CLI Reference (Grouped)

Core

  • -h, --help — show help and exit.

  • -v, --version — print the package version.

  • --license, --notice — print licensing information.

  • --list-beamlines — list accepted values for -b/--beamline.

Input / Output

  • -i, --input PATH — source data (file or directory).

  • -o, --output_path PATH — target .nxs file or output directory.

Conversion (use an existing .nxd)

  • -n, --nexus_definition FILE

  • -f, --file_per_scan — for SPEC, one .nxs per scan plus master.

  • -I, --icat_proposal_number NUM — append ICAT subfolder to outputs.

  • --auto-generate-nxd — with directory inputs, generate per-file .nxd automatically.

Generation (build a new definition)

  • -g, --generate_nexus_definition FILE

  • -t, --template — emit a single-scan template.

  • --single-file, --multi-file — control directory generation mode.

  • --yaml — write YAML definitions instead of .nxd.

  • --hdf5-option MODElinks (default for -g) or extract (default for -n).

Scanning & Batch Flags

  • -r, --recursive

  • --glob PATTERN — limit matches for all supported types.

  • --glob-spec, --glob-dta — type-specific patterns.

  • --dry-run, --summary-only

  • --no-group-dta-folders — process each DTA/DAT file individually.

Metadata & Placement

  • -b, --beamline_name NAME — beamline-specific context (for example ikft, batteries).

  • --metadata-csv FILE — supply descriptions/units for variables.

  • --export-vars-csv FILE — export parsed variables to CSV.

  • --nxdl-root PATH, --app-def NAME — NXDL placement hints.
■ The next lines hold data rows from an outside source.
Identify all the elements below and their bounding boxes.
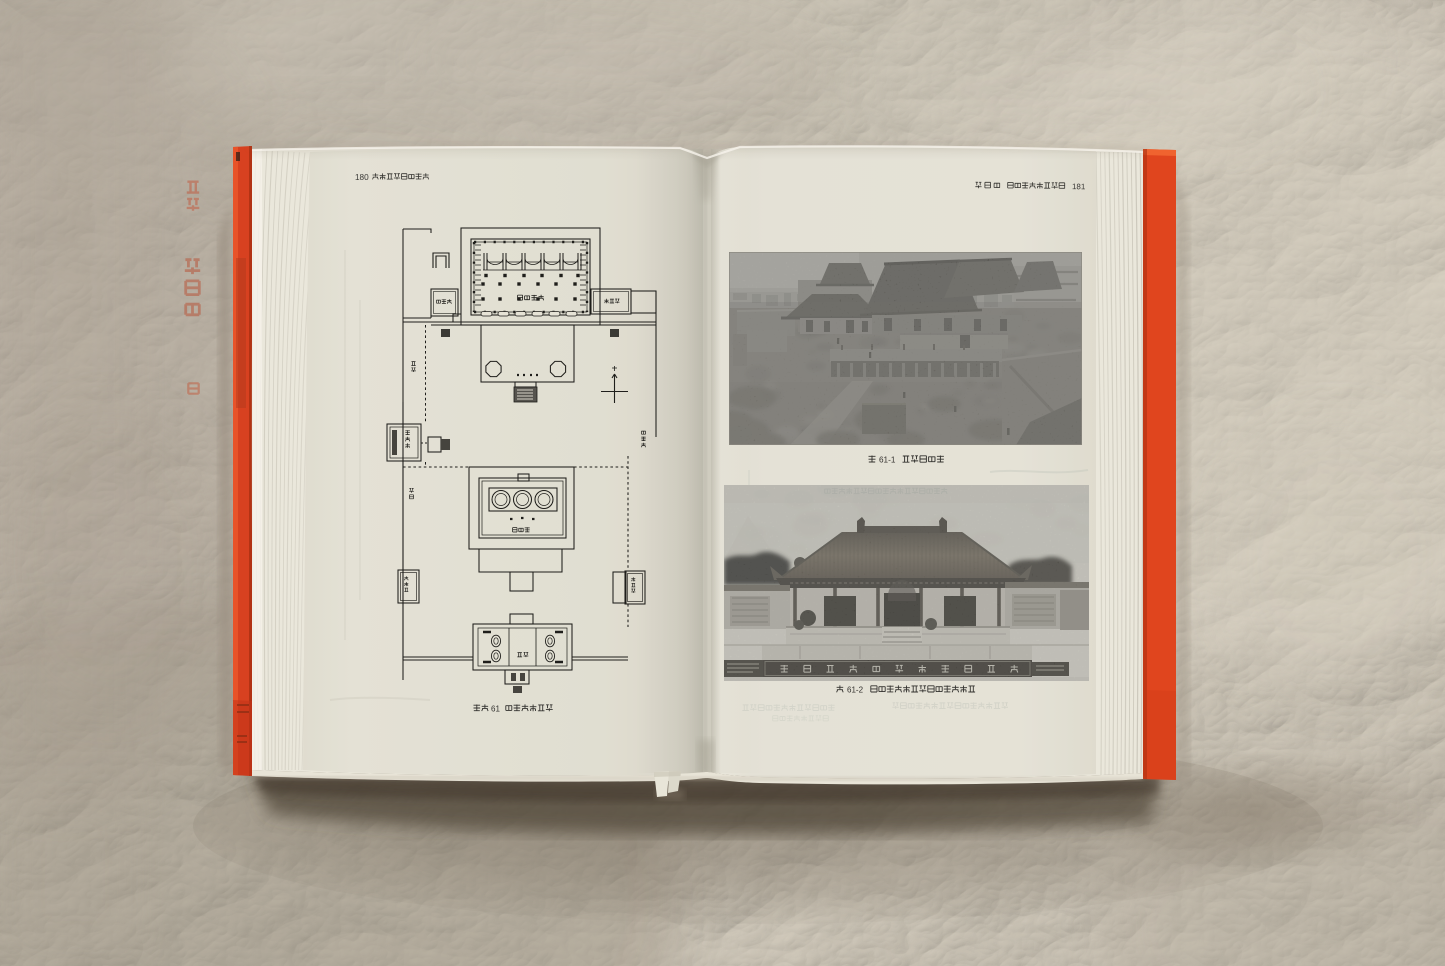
svg-text:61-2: 61-2: [847, 686, 864, 695]
svg-text:61: 61: [491, 705, 500, 714]
svg-text:181: 181: [1072, 182, 1086, 191]
svg-text:180: 180: [355, 173, 369, 182]
svg-text:61-1: 61-1: [879, 456, 896, 465]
Base classes are always indexed; --app-def adds the selected application definition to the search. Defaults to external_references/nexus/nexus_definitions when present.

  • --jsonld-structure FILE — CDI/Schema.org JSON-LD document describing how to read the input file; pairs nicely with --nxdl-root.

  • -d, --dictionary — print the parsed variable dictionary.

  • -D, --debug — show the current .nxd line processed during conversion.

Validation & Export

  • --validate — validate the generated .nxs with punx when available.

  • --export-values-csv FILE — export dataset values from a .nxs/HDF5 file to CSV.

  • --export-values-prefix PATH — restrict CSV export to datasets under a prefix (must start with /).

  • --csv-delimiter CHAR — override CSV delimiter (default ,).